Aidouh e Akatzuki spalancarono entrambi gli occhi.
Poi Aidouh aggrottò di nuovo le sopracciglia. – Se è un legame di sangue, allora come fa Nakada ad accettare il fatto che faccia la guardian con quella bestia di Kiryu Zero? Quell’arrogante, maleducato, violento, mezzo vampiro, mezzo stronzo…senza contare che potrebbe impazzire da un momento all’altro e farla fuori!! Che razza di incoscienza, sapendo quello che Kiryu pensa dei vampiri…
- Basta spettegolare, adesso. – disse Ichijo,ridendo. - Aidouh, certe volte sei peggio di Ruka…
- Non mi paragonare a quella strega!
Erano oramai arrivati al portone dell’edificio scolastico. Proprio all’entrata, Zero stava aspettando che l’intera Night Class lo oltrepassasse, per verificare che ci fossero tutti. Ichiju lo salutò cordialmente, sorridendogli e ringraziandolo per il suo lavoro, esattamente come aveva fatto Kaname Kuran qualche istante prima.
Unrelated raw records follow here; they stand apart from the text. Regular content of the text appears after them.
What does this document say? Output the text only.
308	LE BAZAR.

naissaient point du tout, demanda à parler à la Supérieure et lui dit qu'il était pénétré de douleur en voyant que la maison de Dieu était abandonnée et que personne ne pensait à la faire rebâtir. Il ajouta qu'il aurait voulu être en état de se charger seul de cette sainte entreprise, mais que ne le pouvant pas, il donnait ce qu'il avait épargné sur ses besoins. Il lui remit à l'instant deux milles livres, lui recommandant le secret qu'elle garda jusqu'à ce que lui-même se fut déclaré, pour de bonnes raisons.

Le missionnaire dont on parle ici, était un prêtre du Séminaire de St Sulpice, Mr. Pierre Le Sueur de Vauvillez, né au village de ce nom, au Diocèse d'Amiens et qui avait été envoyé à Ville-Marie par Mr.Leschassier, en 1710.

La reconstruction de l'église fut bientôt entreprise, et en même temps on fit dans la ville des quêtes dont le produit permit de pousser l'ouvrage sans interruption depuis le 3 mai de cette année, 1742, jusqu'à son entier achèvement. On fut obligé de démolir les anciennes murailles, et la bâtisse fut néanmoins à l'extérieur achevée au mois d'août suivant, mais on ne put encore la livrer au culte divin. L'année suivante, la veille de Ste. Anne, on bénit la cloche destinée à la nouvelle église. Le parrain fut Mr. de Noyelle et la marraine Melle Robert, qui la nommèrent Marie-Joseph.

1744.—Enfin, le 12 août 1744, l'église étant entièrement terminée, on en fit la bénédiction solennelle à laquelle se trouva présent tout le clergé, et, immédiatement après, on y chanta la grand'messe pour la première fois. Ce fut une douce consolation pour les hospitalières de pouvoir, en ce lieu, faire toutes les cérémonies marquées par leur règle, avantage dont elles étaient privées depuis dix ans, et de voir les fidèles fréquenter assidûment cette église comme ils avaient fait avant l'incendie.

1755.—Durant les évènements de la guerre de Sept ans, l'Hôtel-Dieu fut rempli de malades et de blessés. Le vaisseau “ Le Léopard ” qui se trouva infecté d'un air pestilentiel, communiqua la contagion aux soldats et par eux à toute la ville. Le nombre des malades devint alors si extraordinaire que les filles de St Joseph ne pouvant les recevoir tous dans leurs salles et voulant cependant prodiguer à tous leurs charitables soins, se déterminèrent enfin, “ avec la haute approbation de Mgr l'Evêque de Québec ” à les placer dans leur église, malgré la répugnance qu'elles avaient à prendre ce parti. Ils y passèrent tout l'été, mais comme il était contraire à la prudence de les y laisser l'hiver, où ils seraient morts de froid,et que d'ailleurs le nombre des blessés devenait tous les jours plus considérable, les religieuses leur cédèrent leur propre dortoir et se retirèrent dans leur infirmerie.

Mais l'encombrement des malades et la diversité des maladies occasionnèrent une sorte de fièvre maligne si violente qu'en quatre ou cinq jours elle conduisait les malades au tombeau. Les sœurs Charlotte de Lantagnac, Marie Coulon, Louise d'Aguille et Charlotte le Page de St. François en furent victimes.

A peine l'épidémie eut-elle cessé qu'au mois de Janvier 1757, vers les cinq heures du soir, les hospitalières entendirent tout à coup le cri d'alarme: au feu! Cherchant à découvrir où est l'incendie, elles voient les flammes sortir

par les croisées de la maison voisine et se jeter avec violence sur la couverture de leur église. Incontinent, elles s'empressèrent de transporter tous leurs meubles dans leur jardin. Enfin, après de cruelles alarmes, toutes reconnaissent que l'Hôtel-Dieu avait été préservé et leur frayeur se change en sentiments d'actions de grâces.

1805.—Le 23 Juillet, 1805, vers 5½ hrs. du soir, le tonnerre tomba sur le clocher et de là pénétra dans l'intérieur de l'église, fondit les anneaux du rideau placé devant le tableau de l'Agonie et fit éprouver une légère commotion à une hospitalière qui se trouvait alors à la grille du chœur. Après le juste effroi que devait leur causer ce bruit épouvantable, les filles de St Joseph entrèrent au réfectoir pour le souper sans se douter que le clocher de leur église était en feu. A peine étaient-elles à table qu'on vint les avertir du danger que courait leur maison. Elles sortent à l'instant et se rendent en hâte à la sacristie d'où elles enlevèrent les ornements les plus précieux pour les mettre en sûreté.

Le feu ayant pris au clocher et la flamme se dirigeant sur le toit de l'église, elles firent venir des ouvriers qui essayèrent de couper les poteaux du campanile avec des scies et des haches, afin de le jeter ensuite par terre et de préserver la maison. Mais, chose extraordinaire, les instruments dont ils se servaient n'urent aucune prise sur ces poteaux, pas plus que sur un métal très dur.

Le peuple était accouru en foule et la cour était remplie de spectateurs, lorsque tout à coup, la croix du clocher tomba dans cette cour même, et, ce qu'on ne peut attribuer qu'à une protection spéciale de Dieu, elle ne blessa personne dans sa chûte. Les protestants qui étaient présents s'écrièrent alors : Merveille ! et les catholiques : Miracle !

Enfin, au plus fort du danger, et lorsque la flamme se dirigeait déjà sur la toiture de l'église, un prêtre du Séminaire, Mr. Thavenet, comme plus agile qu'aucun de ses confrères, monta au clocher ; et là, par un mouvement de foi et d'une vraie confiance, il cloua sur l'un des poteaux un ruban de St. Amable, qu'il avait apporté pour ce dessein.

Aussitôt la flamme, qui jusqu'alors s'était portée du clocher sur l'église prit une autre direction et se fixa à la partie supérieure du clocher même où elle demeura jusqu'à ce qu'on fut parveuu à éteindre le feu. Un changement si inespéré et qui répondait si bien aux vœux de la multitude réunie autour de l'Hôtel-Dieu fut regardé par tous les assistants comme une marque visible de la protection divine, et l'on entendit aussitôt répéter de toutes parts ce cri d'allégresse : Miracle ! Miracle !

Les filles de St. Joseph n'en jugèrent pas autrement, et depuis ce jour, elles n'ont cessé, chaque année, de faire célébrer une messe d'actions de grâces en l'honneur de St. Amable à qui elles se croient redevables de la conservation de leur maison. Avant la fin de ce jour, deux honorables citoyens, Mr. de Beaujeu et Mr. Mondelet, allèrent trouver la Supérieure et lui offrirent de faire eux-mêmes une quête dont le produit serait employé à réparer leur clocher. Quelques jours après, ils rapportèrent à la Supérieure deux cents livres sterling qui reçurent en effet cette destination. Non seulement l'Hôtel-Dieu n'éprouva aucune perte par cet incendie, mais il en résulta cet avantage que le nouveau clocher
Tutti gli altri vampiri lo ignorarono, come sempre, e lui ignorò loro.
Fino a quando arrivarono gli ultimi due.

- Mekane. – disse Zero a bassa voce, - vieni, dobbiamo andare dal preside Cross.
- Mekane – San. – Lo corresse Hiro, aggrottando lievemente le sopracciglia ma mantenendo il suo imperturbabile sorriso divertito e minaccioso ad un tempo. – Certo l’educazione non è una delle tue qualità, Zero – kun.
- Per quanto ne so, nemmeno una delle tue, Nakada – senpai. – ribattè prontamente Zero.
- Beh, anche questo è vero. Ma io, almeno, mi diverto. Tu, invece, devi fare degli sforzi incredibili per mantenere costante quel muso ingrugnito.
- Mekane….”san”, dobbiamo veramente andare. – disse Zero, ignorandolo.
- Preferirei che mi chiamassi Kyo, Zero. – disse lei.
- Come è sempre troppo gentile la mia ragazza. – mormorò Nakada, stringendole una spalla con la mano. Lei si voltò un poco verso di lui e ricambiò il suo sorriso.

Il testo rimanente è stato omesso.